Jury still out on fairness of victim impact testimony

July 31, 1991|By Michael J. Clark | Michael J. Clark,Howard County Bureau of The Sun

The Tirado case saw victim impact statements introduced into evidence for the first time in Maryland courts since the U.S. Supreme Court approved the practice last month, reversing a previous 1987 decision that prohibited their use in capital cases.

Despite the high court's ruling on the admissibility of such statements in capital cases, the practice is a controversial one in some quarters.

Stuart Comstock-Gay, director of the American Civil Liberties Union of Maryland, said he opposed their use. "It creates a sentencing which is going to be inherently unfair. It is an emotional statement because these crimes have a terrible impact on people, and we punish people for the crime they commit, not for the subsequent impact on people."

However, Richard B. Rosenblatt, an assistant Maryland attorney general who handles appeals of capital cases, disagrees, saying that the impact statements allow the jury "to appreciate the full VTC extent of the harm caused by the atrocious conduct of the criminal defendant. A defendant who has caused such grief cannot complain if a jury learns of the results of his actions."

In the view of juror Lloyd Perrault, the jury made the "basic assumption that a loss of a family member will have a severe emotional impact. So you take that into consideration." Mr. Perrault said, however, that he expected the widow of the slain trooper to testify and that he "was surprised they [the state] rested the case without it."

He said the jury was aware of the presence of the widow, Virginia Wolf, in the front row behind the prosecution table and could sense her emotional state. "We sat five weeks and watched her react to every piece of evidence and knew she was hurting a lot," Mr. Perrault said.

The testimony Friday by the Tirado family also was "highly emotional," he said, and had an effect on some jurors. "You know that in cases like this, they will try to play with your heart strings," he said.

Mrs. Wolf said she disagreed with county Circuit Court Judge Raymond J. Kane's decision to disallow testimony that she said would have referred to Eric Joseph Tirado making an obscene gesture toward her July 18 following his conviction. She said the testimony would have raised questions about Tirado's remorse. "The only remorse he felt was for himself," she said.

However, from his perspective, Mark Smalley, another juror, said he did not think it would have affected the outcome. "It was as emotional a time as a person can have," the juror said. "I don't think we would have considered it very heavily. He [Tirado] was lashing out in anger."
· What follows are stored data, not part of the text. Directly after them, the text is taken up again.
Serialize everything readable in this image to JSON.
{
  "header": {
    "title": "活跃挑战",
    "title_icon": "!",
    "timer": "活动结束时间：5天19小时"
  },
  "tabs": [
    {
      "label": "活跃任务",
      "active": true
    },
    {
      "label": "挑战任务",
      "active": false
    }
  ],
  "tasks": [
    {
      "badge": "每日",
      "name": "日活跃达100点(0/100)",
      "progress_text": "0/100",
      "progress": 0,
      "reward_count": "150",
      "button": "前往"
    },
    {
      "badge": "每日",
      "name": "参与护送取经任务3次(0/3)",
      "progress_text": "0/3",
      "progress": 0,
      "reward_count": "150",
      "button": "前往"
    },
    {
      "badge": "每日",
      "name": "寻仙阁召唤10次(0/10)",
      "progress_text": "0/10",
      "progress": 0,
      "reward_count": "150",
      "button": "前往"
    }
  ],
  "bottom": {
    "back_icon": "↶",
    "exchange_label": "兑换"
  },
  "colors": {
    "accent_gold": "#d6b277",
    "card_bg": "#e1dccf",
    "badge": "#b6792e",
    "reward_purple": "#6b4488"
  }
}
Michael Rexroad, the chief prosecutor, said the legal implications of live testimony by Mrs. Wolf were reviewed by the state attorney general's office and afterward the prosecution team "decided to take a conservative approach."
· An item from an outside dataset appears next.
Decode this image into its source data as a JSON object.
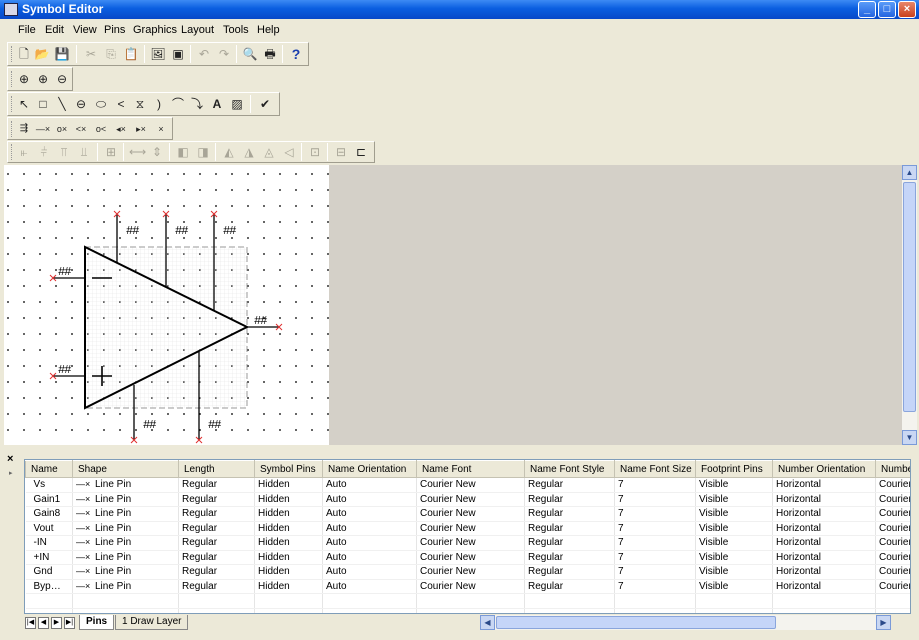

Mr. Rosenblatt, the assistant attorney general, said the concern was that "under the recent Supreme Court decision, the victim impact testimony had to be introduced without unduly inflaming the jury. The issue of whether to go that route [of using typed statements] was up to the prosecutors."

Mr. Rexroad said that state law was unclear on the use of live victim impact statements in capital cases.

Russell P. Butler, the attorney and lobbyist for the Stephanie Roper Committee, which is an advocate for crime victims, maintained that a section of state law allowing live victim-impact testimony at the discretion of the judge was enacted in 1986 at the urging of the Roper Committee.